Em setembro do ano passado havia uma discussão interna. Um dos sócios era CEO, mas suas aptidões, na verdade, eram muito mais voltadas para produtos e tecnologia. Nós conversamos e vimos que a situação estava meio invertida, pois o CEO é uma figura que deve estar mais conectada com o mercado, com investidores, acionistas e com os clientes. Ele deve ser mais a cara da empresa do que ficar definindo produtos. E aí trocamos de papel, literalmente. Esse sócio-fundador assumiu a posição que até então era minha, e sentei na cadeira dele, assumindo como CEO.

Durante o seu percurso, qual foi a sua de maior dificuldade?

A nossa primeira grande dificuldade foi com o estouro da bolha da internet em 2001. Tínhamos a expectativa de receber uma rodada de investimento grande, e praticamente todos os investidores sumiram do mapa e nos vimos numa encruzilhada do tipo segura o negócio ou desiste dele.

O que foi feito para superar a situação. E o que você aprendeu?

Resolvemos seguir em frente. E assim, da noite para o dia, recebemos, via fax, o OK de duas grandes empresas. Elas contrataram nossos serviços. Eram a Whirlpool e a Scania. E esses dois projetos praticamente salvaram nossa vida, pois nos fizeram acreditar que aquilo que fazíamos, tudo aquilo que tínhamos como ideal de empresa, estava sendo validado e que deveríamos seguir em frente. Foi isso, a validação do nosso projeto, mais do que o dinheiro, que reacendeu a chama da vontade de mudar o mundo com nossos produtos. Deu muita força. E no ano seguinte nós conseguimos um sócio investidor. Ao longo de 2002, conseguimos uma base de quase 80 clientes e começamos a deslanchar.

E o aprendizado?
Eu vou cair no clichê, mas quando você gosta do que faz, que você acredita naquela sua visão, no seu sonho, é apaixonado por aquilo, você consegue ir além e driblar os obstáculos. Sei que é muito clichê, mas eu senti isso, vivi e aprendi isso.

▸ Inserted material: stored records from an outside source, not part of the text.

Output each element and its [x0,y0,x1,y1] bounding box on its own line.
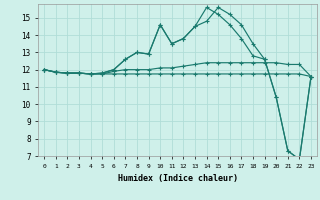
X-axis label: Humidex (Indice chaleur): Humidex (Indice chaleur) [118,174,238,183]
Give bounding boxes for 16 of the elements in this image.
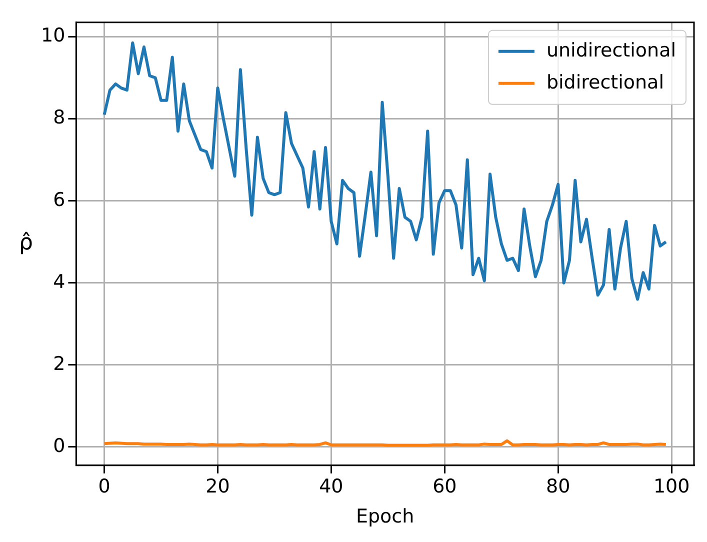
legend-label: unidirectional — [546, 39, 676, 62]
x-tick-label: 20 — [206, 476, 230, 498]
x-axis-title: Epoch — [356, 506, 414, 528]
y-tick-label: 10 — [40, 24, 66, 47]
y-tick-label: 0 — [53, 434, 66, 457]
legend-label: bidirectional — [546, 71, 664, 94]
x-tick-label: 0 — [98, 476, 110, 498]
x-tick-label: 80 — [546, 476, 570, 498]
x-tick-label: 60 — [432, 476, 457, 498]
y-tick-label: 2 — [53, 352, 66, 375]
y-tick-label: 6 — [53, 188, 66, 211]
y-tick-label: 4 — [53, 270, 66, 293]
y-tick-label: 8 — [53, 106, 66, 129]
x-tick-label: 100 — [653, 476, 690, 498]
x-tick-label: 40 — [319, 476, 344, 498]
y-axis-title: ρ̂ — [19, 230, 33, 256]
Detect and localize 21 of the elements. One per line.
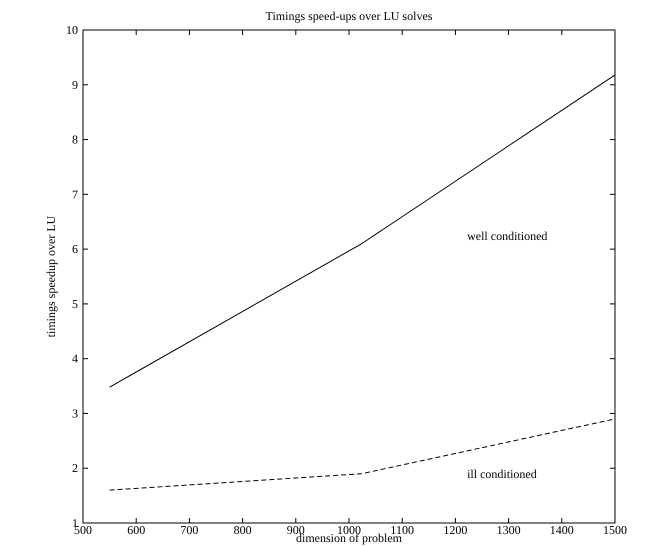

Em relação aos colaboradores, qual é o seu papel de líder?
O papel que procuro desempenhar como líder é o de ajudar a tomar decisão. Eu tenho um perfil de ser um pouco menos receoso, eu assumo um pouco mais de risco, e ajudo muito as equipes a tomar decisões. Acredito muito na figura do líder que permite às pessoas entregarem resultados e fazer com que aflore o melhor delas. Meu papel também é informar muito. E todo mundo sabe quanto a empresa fatura, quanto são as despesas, tratamos de tudo isso abertamente. A ideia é ter uma equipe mais consciente, que consiga tomar decisões e entender como essas decisões vão afetar o negócio. Obviamente, se eu entendo que alguma coisa também não é aderente com nossas estratégias e com nossos negócios eu também tenho o poder de ir lá, alertar, mostrar e às vezes até falar não, não é por aqui. Acho que o líder hoje é aquele que ajuda e permite que a equipe trabalhe, não é mais o super-herói que havia antigamente.

Quais são as dicas que você dá para quem está começando e pretende seguir a carreira de gestor, de executivo?
Que escutem sua intuição para fazer aquilo que gostam. Porque o trabalho é grande parte de nossa vida. Eu passo mais tempo no escritório do que em casa com a minha família, com a minha mulher. E se você não fizer o que você gosta, a chance de dar errado é muito maior. Já não é fácil dar certo fazendo o que se gosta, então se não fizer o que gosta, se não tiver a paixão e o desejo, eu tenho quase certeza de que é a receita para não ter sucesso.